Depois, nomeou para cada um deles um subsecretário,
número dois na hierarquia ministerial, de um partido
diferente do partido do ministro. E, surpreendentemente, nada
vazou antes.
Bachelet
conseguiu conservar em segredo suas decisões até
a hora da divulgação oficial. Assim, deixou
claro "quem é que manda", segundo analistas.
Para alguns, ela se mostra centralizadora e mandona; para
outros, ela simplesmente está exercendo os poderes
presidenciais que lhe foram conferidos e está mostrando
a que veio.
"O
sistema presidencialista do Chile é quase 'monarquizante',
ela apenas vem exercendo o poder suprapartidário conferido
pelo sistema, não deixando dúvidas sobre sua
capacidade de tomar decisões", afirma Alfredo
Joignant, do departamento de ciência política
da Universidade do Chile.
Bachelet
formou um grupo ministerial tido como de "fidelidade
canina", disposto a deixar para ela a "linha de
frente" das ações governamentais. O perfil
de seu antecessor, Ricardo Lagos, era igualmente pessoal e
forte, mas delegava responsabilidades a ministros mais próximos,
como Alvaro Garcia, que teve papel importante na relação
do governo com os partidos políticos.
Por
ser filha de um general da Força Aérea, há
suposições de que esse estilo advém de
sua convivência familiar.
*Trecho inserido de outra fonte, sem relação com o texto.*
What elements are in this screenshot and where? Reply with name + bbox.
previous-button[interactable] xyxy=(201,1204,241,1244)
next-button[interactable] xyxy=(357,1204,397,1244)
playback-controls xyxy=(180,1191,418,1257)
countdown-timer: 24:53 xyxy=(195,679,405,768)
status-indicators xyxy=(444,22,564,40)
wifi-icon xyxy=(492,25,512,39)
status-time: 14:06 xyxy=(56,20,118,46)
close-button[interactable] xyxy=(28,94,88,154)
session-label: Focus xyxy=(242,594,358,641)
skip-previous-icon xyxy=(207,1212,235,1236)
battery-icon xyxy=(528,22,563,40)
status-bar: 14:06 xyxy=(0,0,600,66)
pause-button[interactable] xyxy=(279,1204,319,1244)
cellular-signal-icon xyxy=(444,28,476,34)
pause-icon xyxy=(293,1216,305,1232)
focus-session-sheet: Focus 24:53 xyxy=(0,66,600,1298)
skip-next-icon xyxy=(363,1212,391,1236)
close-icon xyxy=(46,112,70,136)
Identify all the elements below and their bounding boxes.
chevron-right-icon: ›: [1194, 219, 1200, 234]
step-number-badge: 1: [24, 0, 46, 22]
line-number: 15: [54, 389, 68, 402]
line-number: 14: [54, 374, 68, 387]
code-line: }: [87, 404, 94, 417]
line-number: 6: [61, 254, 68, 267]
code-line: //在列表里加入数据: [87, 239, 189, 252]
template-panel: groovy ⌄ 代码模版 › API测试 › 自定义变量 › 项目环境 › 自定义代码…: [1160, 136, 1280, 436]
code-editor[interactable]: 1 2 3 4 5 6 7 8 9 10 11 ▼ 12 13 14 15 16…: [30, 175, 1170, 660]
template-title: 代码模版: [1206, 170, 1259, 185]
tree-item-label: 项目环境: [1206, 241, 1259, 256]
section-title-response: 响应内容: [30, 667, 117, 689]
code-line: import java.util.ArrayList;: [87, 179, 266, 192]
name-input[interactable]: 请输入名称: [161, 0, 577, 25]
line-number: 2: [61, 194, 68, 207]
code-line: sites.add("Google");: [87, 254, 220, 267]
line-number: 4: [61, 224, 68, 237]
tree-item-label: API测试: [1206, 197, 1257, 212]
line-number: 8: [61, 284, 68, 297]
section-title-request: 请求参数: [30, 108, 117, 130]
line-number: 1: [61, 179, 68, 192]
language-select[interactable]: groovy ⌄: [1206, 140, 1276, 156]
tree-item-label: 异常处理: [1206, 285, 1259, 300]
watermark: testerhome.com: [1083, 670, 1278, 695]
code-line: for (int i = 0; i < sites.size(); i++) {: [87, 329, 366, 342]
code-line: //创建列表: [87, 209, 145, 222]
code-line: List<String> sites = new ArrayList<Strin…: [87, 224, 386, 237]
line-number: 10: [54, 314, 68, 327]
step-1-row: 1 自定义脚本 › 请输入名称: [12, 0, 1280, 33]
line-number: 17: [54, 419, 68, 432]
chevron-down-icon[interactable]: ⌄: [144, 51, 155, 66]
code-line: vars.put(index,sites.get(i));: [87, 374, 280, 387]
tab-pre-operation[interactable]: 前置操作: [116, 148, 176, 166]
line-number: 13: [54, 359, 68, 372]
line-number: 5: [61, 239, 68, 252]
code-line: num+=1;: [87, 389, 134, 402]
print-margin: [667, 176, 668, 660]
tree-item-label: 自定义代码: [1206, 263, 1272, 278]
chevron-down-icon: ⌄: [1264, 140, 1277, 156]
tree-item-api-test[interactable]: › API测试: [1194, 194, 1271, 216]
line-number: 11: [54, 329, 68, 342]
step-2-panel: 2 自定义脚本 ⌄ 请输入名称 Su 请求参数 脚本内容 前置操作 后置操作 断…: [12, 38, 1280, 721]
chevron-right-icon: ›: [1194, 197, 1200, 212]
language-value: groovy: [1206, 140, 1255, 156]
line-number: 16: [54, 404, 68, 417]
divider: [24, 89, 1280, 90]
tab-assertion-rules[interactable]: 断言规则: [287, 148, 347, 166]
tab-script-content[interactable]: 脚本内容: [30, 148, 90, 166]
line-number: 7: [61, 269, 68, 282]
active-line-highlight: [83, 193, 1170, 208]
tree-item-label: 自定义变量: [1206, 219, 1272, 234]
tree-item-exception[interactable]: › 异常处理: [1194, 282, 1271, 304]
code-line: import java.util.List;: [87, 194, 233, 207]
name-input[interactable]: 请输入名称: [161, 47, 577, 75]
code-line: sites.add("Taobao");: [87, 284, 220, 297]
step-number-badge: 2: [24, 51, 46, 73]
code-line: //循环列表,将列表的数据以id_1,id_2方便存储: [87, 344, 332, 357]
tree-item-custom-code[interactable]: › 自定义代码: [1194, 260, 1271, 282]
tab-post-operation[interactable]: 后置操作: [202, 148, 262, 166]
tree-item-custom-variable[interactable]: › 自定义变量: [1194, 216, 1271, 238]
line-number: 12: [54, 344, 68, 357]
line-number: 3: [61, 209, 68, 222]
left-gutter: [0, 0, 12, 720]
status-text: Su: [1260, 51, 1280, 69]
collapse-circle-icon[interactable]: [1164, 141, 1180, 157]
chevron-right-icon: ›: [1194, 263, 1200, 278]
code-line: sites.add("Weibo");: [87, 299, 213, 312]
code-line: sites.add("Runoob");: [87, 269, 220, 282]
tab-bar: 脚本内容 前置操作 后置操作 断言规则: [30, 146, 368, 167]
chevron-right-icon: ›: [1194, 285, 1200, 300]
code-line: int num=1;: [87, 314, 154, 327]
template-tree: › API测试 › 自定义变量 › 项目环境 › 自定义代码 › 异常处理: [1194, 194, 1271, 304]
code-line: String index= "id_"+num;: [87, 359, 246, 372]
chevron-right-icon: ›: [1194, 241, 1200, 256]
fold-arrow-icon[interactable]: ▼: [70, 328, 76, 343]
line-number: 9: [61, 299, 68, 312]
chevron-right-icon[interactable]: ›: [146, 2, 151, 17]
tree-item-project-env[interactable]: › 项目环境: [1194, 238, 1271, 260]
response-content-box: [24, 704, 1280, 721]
Outros acham que Bachelet
se inspira na figura de um CEO, trazendo para o governo um
"ambiente corporativo".
Ontem,
a presidente eleita, seu ministério e principais assessores
terminaram um seminário num resort chileno. Foram dois
dias de dinâmicas de grupo, palestras de motivação
e rodas de discussão, com uma festa de encerramento.
O evento foi organizado por Julio Ollala, presidente da Newfield
Network, empresa especializada em encontros empresariais.
A consultoria tem como lema criar "lideranças
mais orientadoras e menos autoritárias".
Mas
a "empresa Chile" que a CEO Bachelet vai presidir
tem particularidades que se chocam com o perfil da mulher.
Certa vez, ela disse: "Eu sou uma mulher, divorciada,
socialista, agnóstica. Todos os pecados juntos".
Quanto
a ser mulher, aparentemente ela já superou o machismo
chileno, afinal, foi eleita com 56% dos votos. Quanto a ser
divorciada - num país que só aprovou o divórcio
no fim de 2004 -, a presidente vem defendendo com unhas e
dentes a inviolabilidade de sua vida pessoal, o que fez com
que seu estado civil deixasse de ser tema de discussões.
Quanto
a ser socialista, filha de um militar torturado por discordar
do golpe do general Augusto Pinochet, de 1973, nem mesmo aos
mais militares mais conservadores isso assusta. Afinal, ela
foi ministra da Defesa do governo do socialista Ricardo Lagos.
Parece
que ela agora tenta resolver a querela com a Igreja Católica,
muito influente no país.
Apesar
de durante a campanha ela ter se vangloriado de ser a autora
da distribuição da pílula do dia seguinte
para vítimas de estupro, quando era ministra da saúde,
hoje ela se declara contrária ao aborto, inclusive
o terapêutico, a ao casamento homossexual, segundo o
cardeal Francisco Javier Errázuriz. Ontem o papa Bento
XVI se disse
satisfeito com isso.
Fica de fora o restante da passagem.